Jeunes bovins, broutards et vaches, les cours se maintiennent

Le constat est unanime, les cours des marchés dans la filière bovine sont plutôt porteurs en ce début d'année. La fédération nationale bovine (FNB) parle de « perspectives plus favorables » qu'en 2014 et incite donc sérieusement les entreprises à « passer les hausses ». Guy Hermouët résume la situation en quelques phrases : « La consommation se tient bien. Il n'y a pas de stocks d'animaux en ferme. Quelques débouchés supplémentaires sur les pays tiers se sont ouverts (Egypte, Tunisie...). Près de 60 000 animaux, soit un nombre non négligeable, sont abattus par semaine. La conjoncture laitière n'est pas aussi catastrophique, d'où un nombre réduit de vaches de réforme sur le marché. Les cours devraient se tenir. » Jean-Marc Chaumet, chef de projet conjoncture viande bovine à l'Institut de l'élevage, le confirme : « Les prix se tiennent aussi bien en broutards qu'en jeunes bovins (JB) ou qu'en vaches. » Côté jeunes bovins (JB), un recul de l'offre en Allemagne permet de maintenir les cours du fait des fortes exportations françaises vers ce pays. L'Allemagne tire donc les cours français. Par ailleurs, ceux de la vache de réforme laitière sont bons également
(+ 0,15 à 0,20 euro), malgré la hausse des volumes abattus (+ 8 % de mi-février à mi-mars 2015 par rapport à la même période en 2014). L'Europe du Nord, en déficit d'abattage, exporte moins vers la France et permet donc au prix de progresser, selon Jean-Marc Chaumet. « Pour résumer rapidement, le manque d'abattage de JB et de vaches permet de maintenir les cours », observe-t-il.

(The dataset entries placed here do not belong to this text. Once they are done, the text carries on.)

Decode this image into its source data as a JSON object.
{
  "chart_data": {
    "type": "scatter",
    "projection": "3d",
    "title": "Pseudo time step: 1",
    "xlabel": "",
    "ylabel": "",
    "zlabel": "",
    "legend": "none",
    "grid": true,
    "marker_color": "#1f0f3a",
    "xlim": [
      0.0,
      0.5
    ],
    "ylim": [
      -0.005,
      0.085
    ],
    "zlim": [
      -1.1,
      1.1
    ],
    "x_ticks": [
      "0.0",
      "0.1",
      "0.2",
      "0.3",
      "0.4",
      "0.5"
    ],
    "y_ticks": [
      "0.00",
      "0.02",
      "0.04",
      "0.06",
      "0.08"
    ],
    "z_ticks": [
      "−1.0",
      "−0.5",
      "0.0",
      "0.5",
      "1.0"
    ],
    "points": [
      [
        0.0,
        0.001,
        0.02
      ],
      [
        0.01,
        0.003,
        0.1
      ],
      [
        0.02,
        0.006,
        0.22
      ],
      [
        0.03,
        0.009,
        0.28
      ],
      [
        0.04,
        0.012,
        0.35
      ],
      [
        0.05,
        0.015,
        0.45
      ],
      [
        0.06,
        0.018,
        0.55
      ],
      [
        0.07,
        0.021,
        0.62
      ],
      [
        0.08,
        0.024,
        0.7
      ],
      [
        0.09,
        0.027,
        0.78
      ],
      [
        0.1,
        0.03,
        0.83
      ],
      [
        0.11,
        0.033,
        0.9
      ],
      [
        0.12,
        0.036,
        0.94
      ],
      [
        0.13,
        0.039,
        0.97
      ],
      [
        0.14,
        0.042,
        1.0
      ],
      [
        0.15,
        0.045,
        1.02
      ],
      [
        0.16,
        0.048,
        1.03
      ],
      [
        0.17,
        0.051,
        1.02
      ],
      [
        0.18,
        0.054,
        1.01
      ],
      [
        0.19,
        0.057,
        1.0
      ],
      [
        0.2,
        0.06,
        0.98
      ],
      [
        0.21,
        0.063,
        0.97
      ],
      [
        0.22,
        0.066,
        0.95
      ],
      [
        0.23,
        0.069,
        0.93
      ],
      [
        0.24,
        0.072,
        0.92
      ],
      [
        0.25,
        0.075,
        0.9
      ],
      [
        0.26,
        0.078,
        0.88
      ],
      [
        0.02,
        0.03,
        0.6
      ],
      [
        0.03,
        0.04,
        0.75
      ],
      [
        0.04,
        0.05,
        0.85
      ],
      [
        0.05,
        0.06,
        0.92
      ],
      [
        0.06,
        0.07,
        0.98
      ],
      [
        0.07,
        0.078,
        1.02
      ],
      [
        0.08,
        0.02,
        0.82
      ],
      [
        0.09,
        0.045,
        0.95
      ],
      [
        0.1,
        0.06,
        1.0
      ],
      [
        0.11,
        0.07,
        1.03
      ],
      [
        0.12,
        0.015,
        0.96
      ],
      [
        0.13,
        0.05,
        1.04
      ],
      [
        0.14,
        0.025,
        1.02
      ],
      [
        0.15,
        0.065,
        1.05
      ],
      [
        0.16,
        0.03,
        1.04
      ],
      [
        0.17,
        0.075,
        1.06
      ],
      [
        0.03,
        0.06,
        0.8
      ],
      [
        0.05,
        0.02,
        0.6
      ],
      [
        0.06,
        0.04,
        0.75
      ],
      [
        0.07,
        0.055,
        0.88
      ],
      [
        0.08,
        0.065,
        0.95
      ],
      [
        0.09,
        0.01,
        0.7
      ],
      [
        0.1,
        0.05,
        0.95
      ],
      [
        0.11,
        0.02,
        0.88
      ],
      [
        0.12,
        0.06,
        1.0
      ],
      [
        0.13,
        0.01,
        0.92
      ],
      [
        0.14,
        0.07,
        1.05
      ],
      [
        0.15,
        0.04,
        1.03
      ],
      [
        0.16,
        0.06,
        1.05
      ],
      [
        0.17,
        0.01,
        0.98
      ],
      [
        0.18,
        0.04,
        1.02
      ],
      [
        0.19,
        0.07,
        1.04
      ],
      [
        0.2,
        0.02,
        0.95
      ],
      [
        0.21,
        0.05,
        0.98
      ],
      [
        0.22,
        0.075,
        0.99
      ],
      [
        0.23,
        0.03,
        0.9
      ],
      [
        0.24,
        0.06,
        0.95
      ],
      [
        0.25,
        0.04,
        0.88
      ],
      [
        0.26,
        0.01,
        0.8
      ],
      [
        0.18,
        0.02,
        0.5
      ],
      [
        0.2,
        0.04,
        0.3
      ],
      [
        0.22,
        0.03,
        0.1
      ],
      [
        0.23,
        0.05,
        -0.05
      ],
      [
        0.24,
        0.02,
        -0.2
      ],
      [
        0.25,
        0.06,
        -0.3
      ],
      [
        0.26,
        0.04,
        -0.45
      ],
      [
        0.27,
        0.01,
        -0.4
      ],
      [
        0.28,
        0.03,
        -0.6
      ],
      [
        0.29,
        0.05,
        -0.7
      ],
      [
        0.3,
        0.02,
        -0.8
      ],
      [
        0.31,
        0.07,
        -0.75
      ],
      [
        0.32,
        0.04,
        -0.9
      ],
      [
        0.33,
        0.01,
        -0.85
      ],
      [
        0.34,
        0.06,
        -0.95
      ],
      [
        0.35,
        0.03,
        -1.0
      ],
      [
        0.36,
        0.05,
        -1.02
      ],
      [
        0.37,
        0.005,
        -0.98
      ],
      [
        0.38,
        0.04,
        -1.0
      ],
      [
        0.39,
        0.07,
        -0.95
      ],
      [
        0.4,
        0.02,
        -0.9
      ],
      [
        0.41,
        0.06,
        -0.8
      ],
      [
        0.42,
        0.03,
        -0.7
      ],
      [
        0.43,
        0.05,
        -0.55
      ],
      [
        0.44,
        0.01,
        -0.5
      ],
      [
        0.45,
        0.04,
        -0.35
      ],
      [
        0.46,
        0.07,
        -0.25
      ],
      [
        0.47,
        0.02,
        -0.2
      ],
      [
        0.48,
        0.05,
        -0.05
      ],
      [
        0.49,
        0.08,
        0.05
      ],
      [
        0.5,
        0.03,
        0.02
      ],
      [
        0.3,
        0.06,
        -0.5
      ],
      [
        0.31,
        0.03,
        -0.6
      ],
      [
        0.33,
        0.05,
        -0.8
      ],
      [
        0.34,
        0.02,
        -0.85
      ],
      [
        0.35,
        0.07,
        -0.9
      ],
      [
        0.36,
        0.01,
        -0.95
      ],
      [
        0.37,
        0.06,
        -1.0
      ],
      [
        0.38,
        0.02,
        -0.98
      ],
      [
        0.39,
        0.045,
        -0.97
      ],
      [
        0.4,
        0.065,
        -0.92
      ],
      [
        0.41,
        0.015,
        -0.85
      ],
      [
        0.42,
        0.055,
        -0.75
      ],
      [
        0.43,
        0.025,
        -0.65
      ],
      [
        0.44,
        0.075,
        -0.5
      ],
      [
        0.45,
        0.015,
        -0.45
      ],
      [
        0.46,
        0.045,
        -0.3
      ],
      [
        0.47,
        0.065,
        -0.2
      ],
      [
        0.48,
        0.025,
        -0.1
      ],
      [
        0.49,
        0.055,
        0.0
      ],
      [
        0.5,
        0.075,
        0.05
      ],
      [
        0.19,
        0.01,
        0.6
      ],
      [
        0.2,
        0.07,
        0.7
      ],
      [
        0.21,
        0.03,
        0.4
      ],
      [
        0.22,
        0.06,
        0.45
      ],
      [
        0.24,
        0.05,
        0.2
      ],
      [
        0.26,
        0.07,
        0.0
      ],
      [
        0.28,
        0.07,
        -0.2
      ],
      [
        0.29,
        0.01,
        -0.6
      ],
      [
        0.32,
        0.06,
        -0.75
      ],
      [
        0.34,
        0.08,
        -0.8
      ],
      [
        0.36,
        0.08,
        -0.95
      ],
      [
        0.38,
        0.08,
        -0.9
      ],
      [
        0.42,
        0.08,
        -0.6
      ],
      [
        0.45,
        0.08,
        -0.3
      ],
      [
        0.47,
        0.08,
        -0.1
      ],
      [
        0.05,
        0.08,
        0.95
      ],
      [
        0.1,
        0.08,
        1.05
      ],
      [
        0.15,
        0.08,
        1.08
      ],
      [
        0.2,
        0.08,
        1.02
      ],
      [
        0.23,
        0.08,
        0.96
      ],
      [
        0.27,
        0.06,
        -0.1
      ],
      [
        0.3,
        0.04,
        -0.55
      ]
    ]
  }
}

Le marché turc soutient les cours du broutard
Sur le marché du broutard, le constat est le même. Certes, la hausse saisonnière des cours est bien là. Pour autant, les pays tiers tirent aussi le marché à la hausse. « La Turquie continue d'importer en grand nombre (broutards de moins de 300 kg). En janvier, 6 500 animaux sont partis », analyse-t-il. Pierre Richard, directeur commercial de Deltagro-Union, annonce, lui, un chiffre de 15 000 animaux exportés fin mars. Pour lui, la Turquie
« est un marché à très fort potentiel, beaucoup plus que le Maghreb », même s'il reste très aléatoire. Si la Turquie ne ferme pas ses portes durant l'année, « à ce rythme là, près de 70 000 à 80 000 animaux prendraient cette destination », soient 8 à 10 % des exportations vers l'Italie. « On déshabille Paul pour rhabiller Pierre ! », s'alerte tout de même Pierre Richard en pensant au manque que cela pourrait représenter sur les marchés italien et français. « Le risque est aussi de perturber le marché français. Ce sont autant d'animaux engraissés en moins en France », explique-t-il. Avec la nouvelle Pac, l'engraissement n'a pas forcément la cote chez nous. Pour Guy Hermouët : « Il manque la sécurité des marges et du prix pour les engraisseurs. Les éleveurs engraisseurs isolés ont plus de risque d'arrêter que ceux travaillant en organisation de producteurs avec une contractualisation. »
Un marché du broutard à surveiller
D'ailleurs à propos d'engraissement, Jean-Marc Chaumet constate qu'il existe un différentiel entre le nombre d'animaux qui devraient être présents sur le marché selon ses bases de données et la réalité du terrain ! Pierre Richard ne se refuse pas à cette idée et imagine
« un marché un peu chargé en jeunes bovins d'ici quelques mois ». Le différentiel constaté reste donc dans les élevages, à l'engraissement, incité probablement par des stocks de fourrage importants cette année. « Même les engraisseurs français commencent à ressentir la hausse des cours du broutard. Et leur faible disponibilité rend les exportateurs parfois à cours d'animaux », note Jean-Marc Chaumet. Bruno Colin, président de la filière bovine de Coop de France, attend lui le mois de mai où la France et l'Europe verront redéfinir leur statut par rapport à l'encéphalite spongiforme bovine (ESB ou vache folle). Devenir un pays à « risque négligeable » permettra à la France – tout comme à d'autres pays européens – de prendre des marchés vers l'Asie. L'année 2015 s'annoncerait donc plutôt bien. Aussi la FNB rappelle que « les prix à la production en France doivent bénéficier de cette conjoncture et se redresser plus nettement. D'autant que les entreprises d'aval ont reconstitué des marges importantes depuis 2013 avec un prix consommateur toujours en croissance. Il y a urgence à rétablir la situation de trésorerie et de rentabilité des exploitations ».